Auf der anderen Seite gibt es jene, die sich als Bedingung gesetzt haben, zumindest keine Verantwortung für ihr Handeln übernehmen zu wollen und wenn, dann nur im kleinen belohnten Rahmen, während ihr Vorgesetzter mit Argusaugen darüber wacht, um die gesteckten Ziele seines Vorgesetzten und dieser wiederum…usw.

„Wir stehen alle hinter dir… wenn die Kugeln kommen.“

Man ist sich einig: Der eine tut so, als würde er die Verantwortung des anderen übernehmen, und der andere hat die Vorstellung, diesbezüglich keine tragen zu müssen. Das passt doch ganz prima: Alle bewegen sich geschlossen in einer Illusion. (Willkommen in der Anstalt.)
Im Kern geht es darum, den Konsequenzen für jedes Handeln aus dem Weg zu gehen, was gleichzeitig dafür sorgt, dass auch die Entwicklung des Handelnden ausgehebelt wird.

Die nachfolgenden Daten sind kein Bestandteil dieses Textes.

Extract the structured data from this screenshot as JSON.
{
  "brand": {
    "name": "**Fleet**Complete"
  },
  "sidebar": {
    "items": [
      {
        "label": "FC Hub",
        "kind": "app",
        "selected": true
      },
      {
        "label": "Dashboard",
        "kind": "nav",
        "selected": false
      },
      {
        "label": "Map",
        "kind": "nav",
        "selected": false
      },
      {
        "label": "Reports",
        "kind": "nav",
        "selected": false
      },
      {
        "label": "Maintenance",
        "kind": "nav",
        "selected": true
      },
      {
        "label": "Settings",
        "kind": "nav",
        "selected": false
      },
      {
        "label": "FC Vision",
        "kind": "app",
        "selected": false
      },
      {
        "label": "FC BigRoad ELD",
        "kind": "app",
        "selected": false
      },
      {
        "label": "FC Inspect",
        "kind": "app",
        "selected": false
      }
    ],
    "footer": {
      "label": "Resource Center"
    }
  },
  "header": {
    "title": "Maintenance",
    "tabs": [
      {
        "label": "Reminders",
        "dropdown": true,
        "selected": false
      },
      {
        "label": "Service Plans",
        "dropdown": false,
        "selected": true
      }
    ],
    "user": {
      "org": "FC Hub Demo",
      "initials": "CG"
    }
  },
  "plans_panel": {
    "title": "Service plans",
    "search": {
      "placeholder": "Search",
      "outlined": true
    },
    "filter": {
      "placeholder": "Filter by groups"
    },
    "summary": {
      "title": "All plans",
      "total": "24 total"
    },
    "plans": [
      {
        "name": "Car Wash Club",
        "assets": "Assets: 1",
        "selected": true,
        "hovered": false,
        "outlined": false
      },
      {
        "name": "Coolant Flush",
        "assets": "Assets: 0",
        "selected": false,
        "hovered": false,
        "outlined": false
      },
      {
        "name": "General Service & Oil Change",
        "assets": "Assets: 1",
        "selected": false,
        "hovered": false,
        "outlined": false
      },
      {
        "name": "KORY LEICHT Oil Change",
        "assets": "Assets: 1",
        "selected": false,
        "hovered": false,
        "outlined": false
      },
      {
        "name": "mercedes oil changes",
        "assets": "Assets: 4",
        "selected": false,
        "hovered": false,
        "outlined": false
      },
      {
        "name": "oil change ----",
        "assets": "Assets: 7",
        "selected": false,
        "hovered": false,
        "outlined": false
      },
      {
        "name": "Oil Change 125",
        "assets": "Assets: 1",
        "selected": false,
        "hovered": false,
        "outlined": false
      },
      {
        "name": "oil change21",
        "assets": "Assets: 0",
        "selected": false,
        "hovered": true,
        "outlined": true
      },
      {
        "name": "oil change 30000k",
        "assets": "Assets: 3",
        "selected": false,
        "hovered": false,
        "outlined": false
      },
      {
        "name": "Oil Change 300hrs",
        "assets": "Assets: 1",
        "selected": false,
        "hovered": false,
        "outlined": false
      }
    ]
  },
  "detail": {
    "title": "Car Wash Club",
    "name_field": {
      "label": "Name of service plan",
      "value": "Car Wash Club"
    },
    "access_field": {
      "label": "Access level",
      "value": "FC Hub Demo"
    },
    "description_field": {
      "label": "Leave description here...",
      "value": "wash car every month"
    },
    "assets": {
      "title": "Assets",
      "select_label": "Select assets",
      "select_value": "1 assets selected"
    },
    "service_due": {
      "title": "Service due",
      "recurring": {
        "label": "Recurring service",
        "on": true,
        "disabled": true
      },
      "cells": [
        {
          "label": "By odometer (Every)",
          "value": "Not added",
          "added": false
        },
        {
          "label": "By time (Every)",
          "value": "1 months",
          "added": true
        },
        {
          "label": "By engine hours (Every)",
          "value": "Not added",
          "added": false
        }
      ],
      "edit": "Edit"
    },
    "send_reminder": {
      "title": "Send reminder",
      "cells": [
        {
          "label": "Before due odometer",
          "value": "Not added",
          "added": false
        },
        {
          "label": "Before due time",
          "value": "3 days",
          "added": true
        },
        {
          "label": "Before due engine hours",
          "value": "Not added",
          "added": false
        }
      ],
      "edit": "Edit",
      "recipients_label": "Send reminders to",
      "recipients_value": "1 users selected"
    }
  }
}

Menschen, die es nicht gewohnt sind Verantwortung zu tragen, vor allem für ihr eigenes Handeln, sind reichlich an der Schar. Das hängt mit der gewohnten Erziehungpraxis zusammen, die in der Regel unter der Bedingung: „Du bist solange gut, solange mir dies gefällt“ stattfindet.
Hier wird das „ich“ geprägt (Es kann sich jedoch auch „entprägen“ – die eigentliche Freiung.) – also mit „Bedingungen“ (Konditionen) „gefüllt“.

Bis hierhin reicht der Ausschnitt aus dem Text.